In considering BIS’s role regarding EFTs there are several issues that are important to recognize and distinguish between. One clearly is the nature of the technology and the potential importance of it for giving our adversaries technological advantages that could be used for military or intelligence purposes. The second is the nature of the technology being transferred: Is it a final product, an intermediate product, a process, or intellectual property? The third is the extent to which foreign countries subject to controls can obtain the controlled technology either domestically or from other nations.
To frame this issue, it’s important to recognize that for the first time since WWII, the United States is facing potentially peer technology competitors, and in the case of China, one that is also an adversary. For much of the post-war period the United States could afford to restrict the exports of some of its technologies.
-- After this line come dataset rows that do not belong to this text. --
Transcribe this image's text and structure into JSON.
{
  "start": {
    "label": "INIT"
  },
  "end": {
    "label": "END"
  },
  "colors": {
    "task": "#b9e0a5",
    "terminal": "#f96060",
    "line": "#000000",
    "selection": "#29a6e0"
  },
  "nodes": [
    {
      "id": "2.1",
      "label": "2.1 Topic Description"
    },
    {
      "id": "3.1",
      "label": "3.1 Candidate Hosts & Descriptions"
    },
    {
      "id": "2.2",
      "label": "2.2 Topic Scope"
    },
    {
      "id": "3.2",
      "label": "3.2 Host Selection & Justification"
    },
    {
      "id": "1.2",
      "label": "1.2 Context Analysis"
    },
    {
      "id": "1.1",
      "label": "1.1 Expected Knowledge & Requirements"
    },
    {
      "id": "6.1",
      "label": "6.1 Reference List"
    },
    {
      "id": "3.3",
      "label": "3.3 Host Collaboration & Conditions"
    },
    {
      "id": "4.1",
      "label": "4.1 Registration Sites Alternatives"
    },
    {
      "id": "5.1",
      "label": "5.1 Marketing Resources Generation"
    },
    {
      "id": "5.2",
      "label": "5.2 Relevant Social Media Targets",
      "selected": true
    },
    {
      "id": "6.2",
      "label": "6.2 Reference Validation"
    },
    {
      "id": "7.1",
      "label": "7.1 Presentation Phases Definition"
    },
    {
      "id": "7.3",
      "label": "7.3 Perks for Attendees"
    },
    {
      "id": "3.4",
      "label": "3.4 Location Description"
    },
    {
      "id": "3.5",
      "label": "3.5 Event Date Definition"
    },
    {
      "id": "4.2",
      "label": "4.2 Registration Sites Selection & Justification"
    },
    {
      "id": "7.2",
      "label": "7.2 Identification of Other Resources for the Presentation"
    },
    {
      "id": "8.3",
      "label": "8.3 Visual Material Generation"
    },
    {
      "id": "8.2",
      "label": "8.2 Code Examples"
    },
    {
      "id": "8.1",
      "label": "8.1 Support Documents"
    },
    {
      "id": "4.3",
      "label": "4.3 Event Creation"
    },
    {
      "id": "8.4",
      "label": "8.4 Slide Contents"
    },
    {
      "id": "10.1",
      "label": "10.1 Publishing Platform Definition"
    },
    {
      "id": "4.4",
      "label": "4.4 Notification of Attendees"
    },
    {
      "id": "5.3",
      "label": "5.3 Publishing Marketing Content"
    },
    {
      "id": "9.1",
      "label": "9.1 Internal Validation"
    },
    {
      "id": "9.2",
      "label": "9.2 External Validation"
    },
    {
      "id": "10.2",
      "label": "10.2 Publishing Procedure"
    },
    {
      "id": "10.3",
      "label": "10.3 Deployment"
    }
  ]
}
Not only were fewer other nations able to sell to the targeted nations, but the U.S. lead was sufficient that the loss of sales generally had limited effects on U.S. company technological leadership. Those days are rapidly ending, if not already gone.
In an array of advanced industries, including biotechnology, advanced manufacturing, solar panels, telecommunications equipment, displays, and others, U.S. firms face an array of robust challengers. And in some emerging industries, like artificial intelligence (AI), not only are many nations putting in place robust national AI strategies, but China in particular is poised to catch up and perhaps surpass U.S. firms in AI. Couple this with the relatively anemic and unfocused U.S. national innovation policy for supporting advanced technology leadership and it’s a recipe for continued loss of global market share in advanced industries.